Zeolites are important silicate-based materials related to sand (i.e. quartz), which contain pores and tunnels that can absorb water and small hydrocarbon molecules, unlike quartz. This micro-porosity gives zeolites enormous internal surface area, enabling a rich and diverse array of chemical uses. Many millions of low-energy hypothetical topologies have been discovered in the computer by treating zeolites as periodic graphs, and there is theoretically an in¬finite number of hypothetical frameworks. “Why are so few topologies found in nature?” The key appears to be framework flexibility. Known zeolite frameworks are flexible if their SiO4 tetrahedra are ideal and rigid, allowing flexing only at the vertices. Thus, low framework energy is not enough, the framework must be able to “breathe”. This key property allows the smaller subset of realizable hypothetical frameworks to be identified.
See: Z. Krist., 212 768–791 (1997); Microporous & Mesoporous Materials 74 121–132. (2004).

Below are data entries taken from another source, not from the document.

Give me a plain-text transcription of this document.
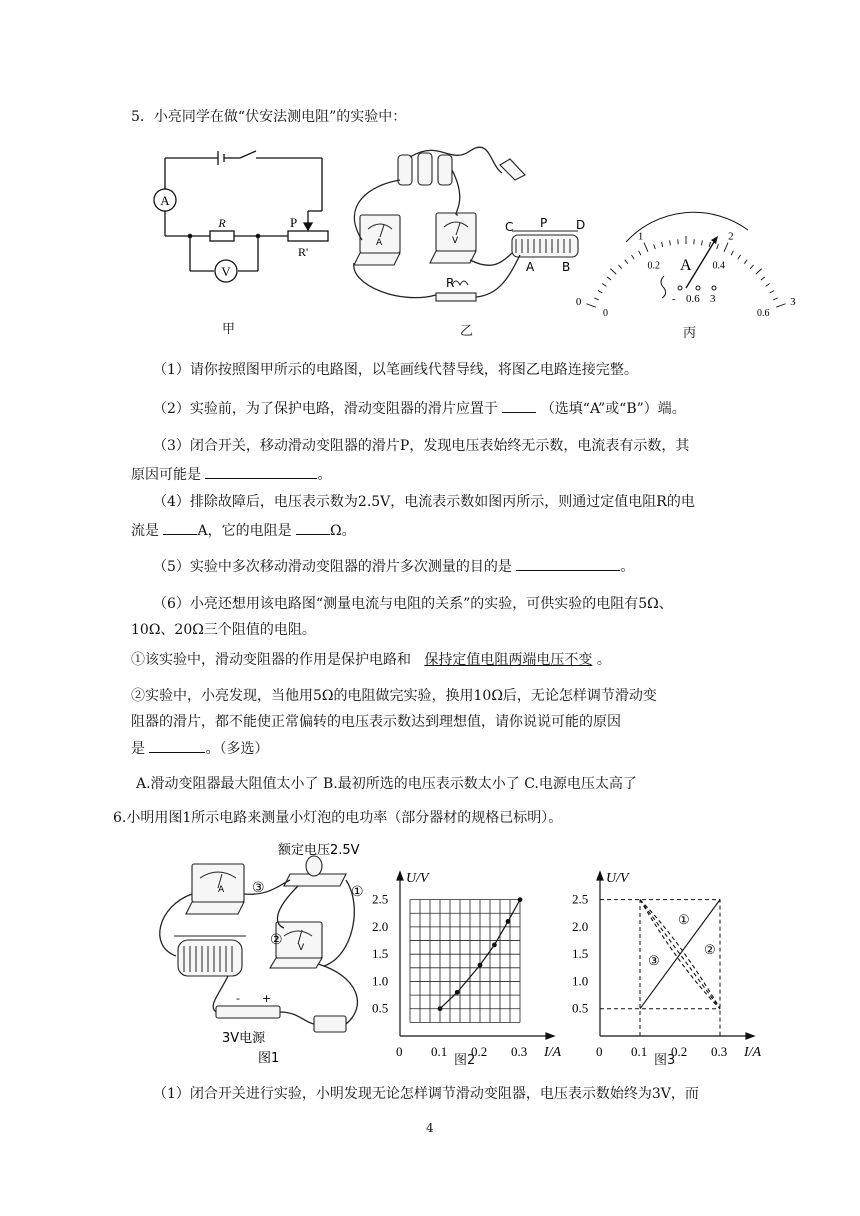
5．小亮同学在做“伏安法测电阻”的实验中：
A
V
R	P
R'
A	V
R
C P D
A B
0
1	2
3
0
0.2	0.4
0.6
A
- 0.6 3
甲	乙	丙
（1）请你按照图甲所示的电路图，以笔画线代替导线，将图乙电路连接完整。
（2）实验前，为了保护电路，滑动变阻器的滑片应置于	（选填“A”或“B”）端。
（3）闭合开关，移动滑动变阻器的滑片P，发现电压表始终无示数，电流表有示数，其
原因可能是	。
（4）排除故障后，电压表示数为2.5V，电流表示数如图丙所示，则通过定值电阻R的电
流是	A，它的电阻是	Ω。
（5）实验中多次移动滑动变阻器的滑片多次测量的目的是	。
（6）小亮还想用该电路图“测量电流与电阻的关系”的实验，可供实验的电阻有5Ω、
10Ω、20Ω三个阻值的电阻。
①该实验中，滑动变阻器的作用是保护电路和 保持定值电阻两端电压不变 。
②实验中，小亮发现，当他用5Ω的电阻做完实验，换用10Ω后，无论怎样调节滑动变
阻器的滑片，都不能使正常偏转的电压表示数达到理想值，请你说说可能的原因
是	。（多选）
A.滑动变阻器最大阻值太小了 B.最初所选的电压表示数太小了 C.电源电压太高了
6.小明用图1所示电路来测量小灯泡的电功率（部分器材的规格已标明）。
A
V
③	①
②
额定电压2.5V
- +
3V电源
图1	0 0.1 0.2 0.3
0.5
1.0
1.5
2.0
2.5
I/A
U/V
图2
0 0.1 0.2 0.3
0.5
1.0
1.5
2.0
2.5
I/A
U/V
①
②
③
图3
（1）闭合开关进行实验，小明发现无论怎样调节滑动变阻器，电压表示数始终为3V，而
4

The structures of amorphous materials are hard to determine. They are highly disordered, but atoms cannot get arbitrarily close, so there must be strong short-range order. “What is the length range of this order?” Recent graduate student Aram Rezikyan studied amorphous silicon and carbon using Fluctuation Electron Microscopy (FEM). By studying random di¬ffraction speckle as a function of di¬ffraction vector, he probed the role of electron beam damage in disruption of the amorphous structure. His results showed that atoms moved under the electron beam much more than previously thought.

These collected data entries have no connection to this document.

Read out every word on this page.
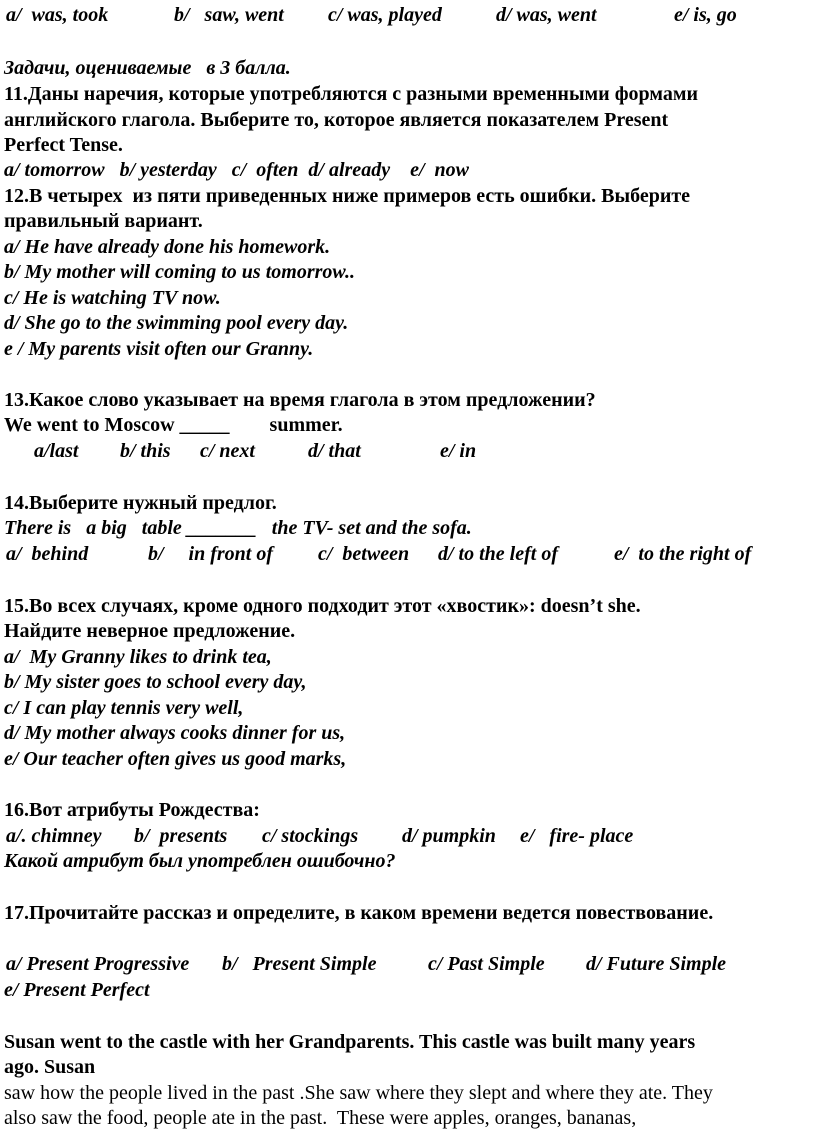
a/  was, took	b/   saw, went c/ was, played	d/ was, went	e/ is, go
Задачи, оцениваемые   в 3 балла.
11.Даны наречия, которые употребляются с разными временными формами
английского глагола. Выберите то, которое является показателем Present
Perfect Tense.
a/ tomorrow   b/ yesterday   c/  often  d/ already    e/  now
12.В четырех  из пяти приведенных ниже примеров есть ошибки. Выберите
правильный вариант.
a/ He have already done his homework.
b/ My mother will coming to us tomorrow..
c/ He is watching TV now.
d/ She go to the swimming pool every day.
e / My parents visit often our Granny.
13.Какое слово указывает на время глагола в этом предложении?
We went to Moscow _____        summer.
a/last b/ this c/ next	d/ that	e/ in
14.Выберите нужный предлог.
There is   a big   table _______   the TV- set and the sofa.
a/  behind	b/     in front of c/  between d/ to the left of	e/  to the right of
15.Во всех случаях, кроме одного подходит этот «хвостик»: doesn’t she.
Найдите неверное предложение.
a/  My Granny likes to drink tea,
b/ My sister goes to school every day,
c/ I can play tennis very well,
d/ My mother always cooks dinner for us,
e/ Our teacher often gives us good marks,
16.Вот атрибуты Рождества:
a/. chimney b/  presents c/ stockings d/ pumpkin e/   fire- place
Какой атрибут был употреблен ошибочно?
17.Прочитайте рассказ и определите, в каком времени ведется повествование.
a/ Present Progressive b/   Present Simple	c/ Past Simple d/ Future Simple
e/ Present Perfect
Susan went to the castle with her Grandparents. This castle was built many years
ago. Susan
saw how the people lived in the past .She saw where they slept and where they ate. They
also saw the food, people ate in the past.  These were apples, oranges, bananas,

Combining spectroscopy with high spatial resolution in the electron microscope is a powerful way to investigate chemistry, including local bonding changes, at the atomic scale. Traditionally, the equivalent of UV and soft X-ray spectroscopy could only be performed with energy resolution of just under 1 eV. The Nion electron microscope, with a specially developed monochromator, gives 10 meV energy resolution, allowing the equivalent of optical and infrared spectroscopy, while still at the nm scale. The spectrum on the left comes from a guanine fish scale. All peaks arising from vibration of hydrogen attached to C or N atoms are distinguishable. Since the presence of hydrogen is generally inferred in electron microscopy, but not directly detected, this represents a major advance for characterization of polymers and materials of biological origin.